Descartes' doctrines of the Divine Being are his link with the Middle Ages; his doctrines of mechanics and mathematics, his link with the modern world; while his theory of the soul, as a thing not to be embraced within mechanical categories, gives scope to physical science to develop, unembarrassed by questions of psychology, morality, and religion. But his views on the soul and the Divine Being would not have sufficed to write his name large at the beginning of modern philosophy; in these matters he is a conservative. His radicalism expresses itself in his theory of the physical world. From the point of view of the twentieth century, the realm of matter completely overshadows the other realms of the Cartesian universe.

The great French philosopher is always, first, a mathematician. The germ of his thought appears in his

brilliant, and permanent, mathematical invention, the method of analytical geometry, which is a way of correlating algebraic equations with geometrical figures. No idea is ever without its roots, and Descartes had his predecessors as well as his successors in this field. The idea of the application of algebra to geometry is found in Appolonius, (Greek geometer of the third century B. C.), in Vieta, (French mathematician of the sixteenth century) and even among the Arabs; while Fermat, Descartes' contemporary, advanced notions similar to his own on this subject, and Leibniz (the great German philosopher of the seventeenth century) somewhat later introduced the term "coördinates," if not the idea. But Descartes was the first to formulate, in a generalized and effective way, the principles of analytical geometry. To him goes the credit for this important step forward in mathematics, as well as for numerous minor additions to the same science. He introduced numerical exponents to indicate the powers of numbers; he made use, for the first time, of the letters at the end of the alphabet for unknown quantities and those at the beginning for known quantities; he stated the rule of signs for determining the number of negative and positive roots of an equation.

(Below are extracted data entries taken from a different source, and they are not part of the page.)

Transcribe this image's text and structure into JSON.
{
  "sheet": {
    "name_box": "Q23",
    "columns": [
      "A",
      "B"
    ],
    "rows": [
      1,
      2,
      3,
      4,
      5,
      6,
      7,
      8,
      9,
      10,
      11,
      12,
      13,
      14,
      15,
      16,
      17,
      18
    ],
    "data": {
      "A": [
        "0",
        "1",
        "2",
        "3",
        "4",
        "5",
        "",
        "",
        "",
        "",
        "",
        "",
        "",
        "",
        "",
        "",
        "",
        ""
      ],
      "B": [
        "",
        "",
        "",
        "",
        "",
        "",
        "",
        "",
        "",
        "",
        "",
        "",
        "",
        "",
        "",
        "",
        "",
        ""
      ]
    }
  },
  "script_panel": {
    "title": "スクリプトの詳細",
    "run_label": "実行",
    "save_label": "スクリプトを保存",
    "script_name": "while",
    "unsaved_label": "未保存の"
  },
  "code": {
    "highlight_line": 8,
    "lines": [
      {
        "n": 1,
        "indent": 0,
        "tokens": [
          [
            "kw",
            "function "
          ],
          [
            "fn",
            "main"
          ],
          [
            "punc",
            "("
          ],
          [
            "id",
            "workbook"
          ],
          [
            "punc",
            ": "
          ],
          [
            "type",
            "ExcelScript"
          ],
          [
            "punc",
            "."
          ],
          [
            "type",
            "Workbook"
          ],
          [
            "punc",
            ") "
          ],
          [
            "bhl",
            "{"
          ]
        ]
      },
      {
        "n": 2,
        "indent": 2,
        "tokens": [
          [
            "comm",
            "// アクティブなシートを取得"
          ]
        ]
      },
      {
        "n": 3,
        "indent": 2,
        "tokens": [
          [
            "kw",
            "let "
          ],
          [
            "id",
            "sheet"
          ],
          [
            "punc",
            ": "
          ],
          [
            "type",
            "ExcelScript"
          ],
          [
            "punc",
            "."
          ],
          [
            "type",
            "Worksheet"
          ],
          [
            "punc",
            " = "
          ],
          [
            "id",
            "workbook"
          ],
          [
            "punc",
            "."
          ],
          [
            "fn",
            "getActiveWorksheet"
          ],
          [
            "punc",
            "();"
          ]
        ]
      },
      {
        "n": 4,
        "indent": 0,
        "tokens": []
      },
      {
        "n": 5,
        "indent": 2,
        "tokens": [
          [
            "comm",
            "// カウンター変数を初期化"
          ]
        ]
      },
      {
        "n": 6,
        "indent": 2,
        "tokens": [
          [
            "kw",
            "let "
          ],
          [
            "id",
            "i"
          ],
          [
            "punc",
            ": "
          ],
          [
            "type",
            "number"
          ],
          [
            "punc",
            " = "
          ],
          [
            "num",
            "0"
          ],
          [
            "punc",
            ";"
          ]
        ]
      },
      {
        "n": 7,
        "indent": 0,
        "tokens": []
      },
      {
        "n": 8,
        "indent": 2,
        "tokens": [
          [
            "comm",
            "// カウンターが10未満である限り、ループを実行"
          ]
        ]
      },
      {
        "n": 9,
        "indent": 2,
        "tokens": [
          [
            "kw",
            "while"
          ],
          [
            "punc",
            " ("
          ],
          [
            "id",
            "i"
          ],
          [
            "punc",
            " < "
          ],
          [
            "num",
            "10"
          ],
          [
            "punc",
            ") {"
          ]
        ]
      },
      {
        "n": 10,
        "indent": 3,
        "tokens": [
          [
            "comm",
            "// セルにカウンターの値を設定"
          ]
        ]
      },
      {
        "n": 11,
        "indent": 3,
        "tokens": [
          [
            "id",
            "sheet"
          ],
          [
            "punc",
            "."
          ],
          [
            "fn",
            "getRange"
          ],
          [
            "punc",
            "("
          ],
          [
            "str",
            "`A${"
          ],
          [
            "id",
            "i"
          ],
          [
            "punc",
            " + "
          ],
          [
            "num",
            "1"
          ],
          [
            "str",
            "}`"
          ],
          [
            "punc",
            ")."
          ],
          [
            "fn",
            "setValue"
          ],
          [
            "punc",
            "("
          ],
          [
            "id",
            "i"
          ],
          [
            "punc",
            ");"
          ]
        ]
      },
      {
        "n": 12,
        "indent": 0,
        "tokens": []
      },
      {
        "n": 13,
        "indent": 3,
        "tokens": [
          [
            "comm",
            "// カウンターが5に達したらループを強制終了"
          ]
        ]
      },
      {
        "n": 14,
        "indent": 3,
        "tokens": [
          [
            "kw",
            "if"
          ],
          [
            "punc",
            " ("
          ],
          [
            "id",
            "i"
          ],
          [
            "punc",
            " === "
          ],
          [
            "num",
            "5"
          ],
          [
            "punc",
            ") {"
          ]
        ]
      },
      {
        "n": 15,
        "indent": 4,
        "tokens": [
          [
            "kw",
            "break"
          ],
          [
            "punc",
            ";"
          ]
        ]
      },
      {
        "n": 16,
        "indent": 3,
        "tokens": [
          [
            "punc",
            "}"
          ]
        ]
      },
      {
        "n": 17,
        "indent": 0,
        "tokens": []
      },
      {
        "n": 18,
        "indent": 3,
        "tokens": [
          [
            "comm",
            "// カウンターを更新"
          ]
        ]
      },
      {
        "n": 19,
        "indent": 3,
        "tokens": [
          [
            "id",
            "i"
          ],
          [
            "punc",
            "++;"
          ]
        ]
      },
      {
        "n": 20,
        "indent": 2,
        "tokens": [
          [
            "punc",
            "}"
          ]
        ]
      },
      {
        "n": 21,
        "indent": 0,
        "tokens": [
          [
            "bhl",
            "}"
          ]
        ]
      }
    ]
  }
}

These inventions were of slight importance, however, beside his geometrical method. The analytical power of that method fired his mind to generalization; hence, the Cartesian system. It is easy to understand how the philosopher, in the light of this discovery, might say, as he does in the Principles: "I do not accept or desire any other principle in Physics than in Geometry of abstract Mathematics, because all the phenomena of nature may be explained by their means, and a sure demonstration can be given of them."